FIGURE 1:

CENP-F tracks growing microtubules in vivo. (A) Top, domain organization of CENP-F. Bottom, position of the internal GFP tag (CENP-F^GFP). (B) Live images of U2OS cells coexpressing N-terminally GFP-tagged CENP-F (GFP-CENP-F, left) or internally GFP-tagged CENP-F (CENP-F^GFP, right) and a mitochondrial marker (mtBFP, red). Arrowheads show mitochondrial localization. Scale bars, 10 µm (C) Top, localization of CENP-F^GFP to the nuclear envelope (arrowheads) in early prophase. DNA is counterstained with 4′,6-diamidino-2-phenylindole (DAPI). Bottom, localization of CENP-F^GFP to the kinetochores (arrowheads). Condensed chromatin is counterstained using an anti-phosphohistone H3 (H3P).

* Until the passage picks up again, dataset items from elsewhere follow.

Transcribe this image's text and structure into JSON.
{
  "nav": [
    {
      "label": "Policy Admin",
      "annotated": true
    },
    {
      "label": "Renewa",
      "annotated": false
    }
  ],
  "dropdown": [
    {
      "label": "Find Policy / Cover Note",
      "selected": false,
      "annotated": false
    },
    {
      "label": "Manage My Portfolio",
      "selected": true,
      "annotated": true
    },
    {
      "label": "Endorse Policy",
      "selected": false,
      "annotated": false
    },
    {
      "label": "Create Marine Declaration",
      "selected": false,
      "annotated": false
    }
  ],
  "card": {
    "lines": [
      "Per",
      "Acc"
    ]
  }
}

Scale bars, 10 µm. (D) Cells overexpressing FLAG-Miro (magenta) and stained for endogenous CENP-F (left, green) or cotransfected with CENP-F^GFP (right, green) show recruitment of both endogenous and transfected CENP-F onto the mitochondrial network without any obvious localization elsewhere. Scale bars, 10 µm. (E) TIRF images of live U2OS cells coexpressing CENP-F^GFP (green) and RFP-EB1 (red). Arrowheads point at CENP-F foci found at extreme tips of growing microtubules. Scale bar, 5 µm. (F) Kymograph of the live images in E. Scale bars, 1 µm and 1 s. (G) Quantification of the distance traveled (top), lifetime (middle), and speed of comets labeled with EB1 (left) and CENP-F (right). Note that all comets bearing CENPF^GFP signal were also positive for EB1, whereas the reverse was not true.